Clinical Medical College, Dali University, Dali, 671000, Yunnan, China.
Department of Otolaryngology, The First Affiliated Hospital of Dali University, Dali, 671000, Yunnan, China.
Eur Arch Otorhinolaryngol. 2021 Oct;278(10):3973-3983. doi: 10.1007/s00405-020-06580-w. Epub 2021 Jan 15.
Head and neck squamous cell carcinoma (HNSCC) are a highly aggressive tumor with an extremely poor prognosis. Thus, we aimed to develop and validate a robust prognostic signature that can estimate the prognosis for HNSCC.
Data on gene expressions and clinical were downloaded from TCGA and GEO database. To develop the best prognosis signature, a LASSO Cox Regression model was employed. Time-dependent receiver-operating characteristic (ROC) was used to determine the best cut-off value. Patients were divided into high-risk and low-risk hypoxia groups according to cut-off value. Survival differences were evaluated by log-rank test, while multivariate analysis was performed by a Cox proportional hazards model.

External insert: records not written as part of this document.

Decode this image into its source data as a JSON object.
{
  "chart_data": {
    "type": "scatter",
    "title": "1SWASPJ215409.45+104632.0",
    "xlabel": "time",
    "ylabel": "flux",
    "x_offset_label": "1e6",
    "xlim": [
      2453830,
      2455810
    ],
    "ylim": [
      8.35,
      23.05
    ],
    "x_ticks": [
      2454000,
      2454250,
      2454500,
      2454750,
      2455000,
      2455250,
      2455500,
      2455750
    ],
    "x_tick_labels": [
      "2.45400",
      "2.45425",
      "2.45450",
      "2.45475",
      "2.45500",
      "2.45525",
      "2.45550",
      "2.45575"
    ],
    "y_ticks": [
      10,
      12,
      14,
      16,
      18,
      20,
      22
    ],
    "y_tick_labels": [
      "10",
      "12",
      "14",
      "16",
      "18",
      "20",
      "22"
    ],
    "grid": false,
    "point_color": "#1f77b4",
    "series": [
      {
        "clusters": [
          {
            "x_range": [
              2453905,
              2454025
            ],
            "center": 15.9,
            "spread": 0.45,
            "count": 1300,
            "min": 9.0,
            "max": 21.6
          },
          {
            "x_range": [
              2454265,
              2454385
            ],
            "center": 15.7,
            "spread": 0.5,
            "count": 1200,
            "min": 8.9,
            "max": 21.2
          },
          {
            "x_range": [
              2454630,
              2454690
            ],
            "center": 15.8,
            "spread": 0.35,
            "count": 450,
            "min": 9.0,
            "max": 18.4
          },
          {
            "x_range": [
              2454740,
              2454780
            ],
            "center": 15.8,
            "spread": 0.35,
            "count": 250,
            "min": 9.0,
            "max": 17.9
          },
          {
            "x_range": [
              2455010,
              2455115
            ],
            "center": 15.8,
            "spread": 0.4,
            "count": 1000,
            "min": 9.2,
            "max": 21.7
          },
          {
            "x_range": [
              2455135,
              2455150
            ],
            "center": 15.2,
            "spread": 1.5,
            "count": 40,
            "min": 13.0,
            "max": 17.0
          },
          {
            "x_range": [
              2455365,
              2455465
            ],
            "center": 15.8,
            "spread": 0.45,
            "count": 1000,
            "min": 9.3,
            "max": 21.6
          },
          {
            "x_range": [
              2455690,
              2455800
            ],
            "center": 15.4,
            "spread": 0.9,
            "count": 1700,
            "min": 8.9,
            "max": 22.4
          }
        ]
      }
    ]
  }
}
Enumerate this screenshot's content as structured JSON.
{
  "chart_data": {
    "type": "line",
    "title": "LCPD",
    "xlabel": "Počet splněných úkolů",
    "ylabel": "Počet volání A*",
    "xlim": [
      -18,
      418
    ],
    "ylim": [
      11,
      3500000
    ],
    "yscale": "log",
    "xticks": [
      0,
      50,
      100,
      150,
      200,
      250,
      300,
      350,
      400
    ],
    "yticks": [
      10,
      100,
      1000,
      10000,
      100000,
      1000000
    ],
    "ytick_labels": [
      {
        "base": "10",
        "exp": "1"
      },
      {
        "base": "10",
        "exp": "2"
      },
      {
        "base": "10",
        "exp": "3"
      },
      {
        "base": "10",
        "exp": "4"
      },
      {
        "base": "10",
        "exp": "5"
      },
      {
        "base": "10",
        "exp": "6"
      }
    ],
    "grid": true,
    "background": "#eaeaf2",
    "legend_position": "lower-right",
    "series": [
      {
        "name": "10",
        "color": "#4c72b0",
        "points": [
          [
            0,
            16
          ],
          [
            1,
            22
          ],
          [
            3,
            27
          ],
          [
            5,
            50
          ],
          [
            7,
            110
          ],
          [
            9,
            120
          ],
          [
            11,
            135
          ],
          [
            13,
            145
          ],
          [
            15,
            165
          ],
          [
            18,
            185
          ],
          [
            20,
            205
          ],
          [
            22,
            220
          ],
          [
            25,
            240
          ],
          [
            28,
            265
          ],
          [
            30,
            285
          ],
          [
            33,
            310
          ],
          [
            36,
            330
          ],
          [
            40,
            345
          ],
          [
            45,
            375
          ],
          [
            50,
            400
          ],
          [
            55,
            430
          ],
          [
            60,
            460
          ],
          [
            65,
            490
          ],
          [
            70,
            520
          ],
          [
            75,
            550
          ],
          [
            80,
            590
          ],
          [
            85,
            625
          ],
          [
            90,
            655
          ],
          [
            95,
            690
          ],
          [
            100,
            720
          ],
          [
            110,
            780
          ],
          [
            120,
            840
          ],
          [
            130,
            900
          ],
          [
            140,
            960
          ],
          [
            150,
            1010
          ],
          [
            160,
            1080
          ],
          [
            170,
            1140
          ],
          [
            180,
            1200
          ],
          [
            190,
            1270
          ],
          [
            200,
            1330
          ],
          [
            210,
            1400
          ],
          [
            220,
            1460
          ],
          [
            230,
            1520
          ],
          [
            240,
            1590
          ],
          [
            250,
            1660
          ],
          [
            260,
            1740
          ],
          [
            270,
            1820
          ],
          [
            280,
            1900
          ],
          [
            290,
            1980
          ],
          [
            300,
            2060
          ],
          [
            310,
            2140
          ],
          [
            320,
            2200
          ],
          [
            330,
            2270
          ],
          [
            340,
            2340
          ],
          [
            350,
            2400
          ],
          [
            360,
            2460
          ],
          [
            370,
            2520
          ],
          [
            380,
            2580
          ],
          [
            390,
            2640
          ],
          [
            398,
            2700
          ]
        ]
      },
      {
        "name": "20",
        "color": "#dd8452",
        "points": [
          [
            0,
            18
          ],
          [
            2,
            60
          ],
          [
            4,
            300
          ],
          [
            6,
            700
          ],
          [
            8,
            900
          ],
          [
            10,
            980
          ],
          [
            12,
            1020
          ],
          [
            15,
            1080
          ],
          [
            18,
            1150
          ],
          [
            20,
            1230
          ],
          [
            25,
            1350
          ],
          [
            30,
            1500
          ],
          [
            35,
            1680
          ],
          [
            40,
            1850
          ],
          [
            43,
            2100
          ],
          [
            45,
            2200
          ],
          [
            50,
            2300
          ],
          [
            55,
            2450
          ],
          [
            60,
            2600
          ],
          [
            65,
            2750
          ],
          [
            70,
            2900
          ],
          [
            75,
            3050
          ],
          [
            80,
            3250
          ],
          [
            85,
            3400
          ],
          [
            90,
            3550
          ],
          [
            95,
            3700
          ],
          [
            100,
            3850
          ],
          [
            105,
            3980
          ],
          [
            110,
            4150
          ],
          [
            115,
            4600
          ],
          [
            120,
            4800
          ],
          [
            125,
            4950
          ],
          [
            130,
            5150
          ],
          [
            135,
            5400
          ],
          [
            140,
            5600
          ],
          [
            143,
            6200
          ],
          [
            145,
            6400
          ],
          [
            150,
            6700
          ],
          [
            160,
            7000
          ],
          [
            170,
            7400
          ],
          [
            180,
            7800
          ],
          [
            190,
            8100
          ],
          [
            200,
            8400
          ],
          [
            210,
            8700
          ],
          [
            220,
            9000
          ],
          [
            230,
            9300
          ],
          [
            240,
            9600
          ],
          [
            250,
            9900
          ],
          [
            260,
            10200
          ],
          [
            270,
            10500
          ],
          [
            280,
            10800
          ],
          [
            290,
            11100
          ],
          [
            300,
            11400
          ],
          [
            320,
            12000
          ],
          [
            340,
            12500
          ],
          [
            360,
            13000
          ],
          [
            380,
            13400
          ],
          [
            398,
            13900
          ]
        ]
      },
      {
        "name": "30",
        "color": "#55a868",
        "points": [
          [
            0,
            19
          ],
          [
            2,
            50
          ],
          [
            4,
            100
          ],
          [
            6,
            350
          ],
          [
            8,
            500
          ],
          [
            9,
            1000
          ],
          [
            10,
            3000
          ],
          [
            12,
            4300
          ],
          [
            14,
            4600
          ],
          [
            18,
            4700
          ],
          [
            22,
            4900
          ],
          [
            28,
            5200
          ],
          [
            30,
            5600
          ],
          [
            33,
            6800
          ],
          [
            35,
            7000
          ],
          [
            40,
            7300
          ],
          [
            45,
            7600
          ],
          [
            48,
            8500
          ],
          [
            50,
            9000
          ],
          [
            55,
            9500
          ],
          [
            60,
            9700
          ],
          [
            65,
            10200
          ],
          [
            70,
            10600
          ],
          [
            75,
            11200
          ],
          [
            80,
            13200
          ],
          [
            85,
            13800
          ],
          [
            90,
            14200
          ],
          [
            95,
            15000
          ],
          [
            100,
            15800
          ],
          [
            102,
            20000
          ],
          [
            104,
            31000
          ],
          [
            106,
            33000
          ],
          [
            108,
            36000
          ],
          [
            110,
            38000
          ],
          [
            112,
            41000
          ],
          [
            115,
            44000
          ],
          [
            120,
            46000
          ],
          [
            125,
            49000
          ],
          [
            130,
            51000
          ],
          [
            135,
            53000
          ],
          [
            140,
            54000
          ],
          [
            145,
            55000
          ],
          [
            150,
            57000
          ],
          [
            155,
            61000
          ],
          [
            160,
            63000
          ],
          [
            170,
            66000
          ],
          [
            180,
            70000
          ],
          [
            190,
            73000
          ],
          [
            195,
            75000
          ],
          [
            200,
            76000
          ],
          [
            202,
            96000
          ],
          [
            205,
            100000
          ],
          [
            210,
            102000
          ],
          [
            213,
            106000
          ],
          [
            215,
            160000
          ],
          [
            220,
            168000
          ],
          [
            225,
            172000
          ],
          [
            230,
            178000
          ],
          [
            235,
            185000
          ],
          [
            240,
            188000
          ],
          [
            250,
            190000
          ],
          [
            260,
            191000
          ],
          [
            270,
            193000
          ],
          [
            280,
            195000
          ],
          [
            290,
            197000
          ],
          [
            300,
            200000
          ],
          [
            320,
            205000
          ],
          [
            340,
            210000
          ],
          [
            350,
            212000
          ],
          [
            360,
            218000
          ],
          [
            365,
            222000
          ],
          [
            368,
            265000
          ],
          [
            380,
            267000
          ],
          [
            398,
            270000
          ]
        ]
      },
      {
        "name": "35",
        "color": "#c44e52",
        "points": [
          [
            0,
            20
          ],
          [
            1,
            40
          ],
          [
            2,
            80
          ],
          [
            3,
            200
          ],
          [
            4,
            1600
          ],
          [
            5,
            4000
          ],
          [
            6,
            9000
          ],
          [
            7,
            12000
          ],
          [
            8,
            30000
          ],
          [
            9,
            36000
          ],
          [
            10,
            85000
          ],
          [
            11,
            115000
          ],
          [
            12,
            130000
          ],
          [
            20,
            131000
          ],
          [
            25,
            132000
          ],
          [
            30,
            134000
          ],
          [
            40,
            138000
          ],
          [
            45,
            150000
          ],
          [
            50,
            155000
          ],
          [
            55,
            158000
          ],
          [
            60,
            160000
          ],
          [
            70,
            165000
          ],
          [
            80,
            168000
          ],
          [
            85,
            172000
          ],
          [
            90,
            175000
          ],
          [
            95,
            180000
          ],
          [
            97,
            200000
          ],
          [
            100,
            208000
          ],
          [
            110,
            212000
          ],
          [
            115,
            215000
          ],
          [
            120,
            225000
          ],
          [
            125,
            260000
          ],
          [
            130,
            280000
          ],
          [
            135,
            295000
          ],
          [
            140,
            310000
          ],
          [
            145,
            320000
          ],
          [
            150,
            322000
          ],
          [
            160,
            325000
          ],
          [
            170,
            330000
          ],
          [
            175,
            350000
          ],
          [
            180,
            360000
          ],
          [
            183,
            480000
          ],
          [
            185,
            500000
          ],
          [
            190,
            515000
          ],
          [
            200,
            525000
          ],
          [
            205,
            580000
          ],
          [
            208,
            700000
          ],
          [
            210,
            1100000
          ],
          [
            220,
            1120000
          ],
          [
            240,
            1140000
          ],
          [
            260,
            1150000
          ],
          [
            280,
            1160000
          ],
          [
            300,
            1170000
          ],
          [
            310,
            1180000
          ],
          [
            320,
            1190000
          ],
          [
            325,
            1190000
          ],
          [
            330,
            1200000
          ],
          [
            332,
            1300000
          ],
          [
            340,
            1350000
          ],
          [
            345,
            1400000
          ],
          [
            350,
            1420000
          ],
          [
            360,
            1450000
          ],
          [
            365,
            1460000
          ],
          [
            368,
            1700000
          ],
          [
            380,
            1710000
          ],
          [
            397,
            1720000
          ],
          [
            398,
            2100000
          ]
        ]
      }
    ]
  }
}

A 17-HRGPs composed of 24 unique genes was constructed, which was significantly related to OS. In the TCGA and GEO datasets, patients in the high hypoxia risk group have a poor prognosis (TCGA: P < 0.001, GEO: P < 0.05). After adjusting for other clinicopathological parameters, the 17-HRGP signature was independent prognostic factors in patients with HNSCC (P < 0.05). Functional analysis revealed that mRNA binding, gene silencing by RNA, RNA binding involved in posttranscriptional gene silencing signaling pathway were enriched in the low-risk groups. For this model, C-index was 0.684, which was higher than that of many established risk models. Macrophages M0, Mast cells activated, NK cells resting, T cells CD4 memory resting, etc. were significantly higher in the high-risk group, and B cells memory, Plasma cells, T cells follicular helper, T cells gamma delta, T cells CD8, etc. were significantly higher in the low-risk group.
In summary, our study constructed a robust HRGPs signature as molecular markers for predicting the outcome of HNSCC patients.
头颈部鳞状细胞癌(HNSCC)是一种侵袭性极强、预后极差的肿瘤。因此,我们旨在开发和验证一种稳健的预后标志物,以评估 HNSCC 的预后。
从 TCGA 和 GEO 数据库下载基因表达和临床数据。为了开发最佳的预后标志物,采用 LASSO Cox 回归模型。采用时间依赖性接收器工作特征(ROC)确定最佳截断值。根据截断值将患者分为高风险和低风险缺氧组。通过对数秩检验评估生存差异,通过 Cox 比例风险模型进行多变量分析。
构建了一个由 24 个独特基因组成的 17-HRGP 组成的预后标志物,与 OS 显著相关。在 TCGA 和 GEO 数据集,高缺氧风险组患者预后较差(TCGA:P<0.001,GEO:P<0.05)。在调整其他临床病理参数后,17-HRGP 标志物是 HNSCC 患者的独立预后因素(P<0.05)。功能分析显示,低风险组中富含 mRNA 结合、基因沉默 RNA、RNA 结合参与转录后基因沉默信号通路。该模型的 C 指数为 0.684,高于许多已建立的风险模型。高风险组中巨噬细胞 M0、激活的肥大细胞、静止的 NK 细胞等明显升高,低风险组中 B 细胞记忆、浆细胞、滤泡辅助性 T 细胞、γδT 细胞、CD8+T 细胞等明显升高。
综上所述,我们的研究构建了一个稳健的 HRGPs 标志物,作为预测 HNSCC 患者预后的分子标志物。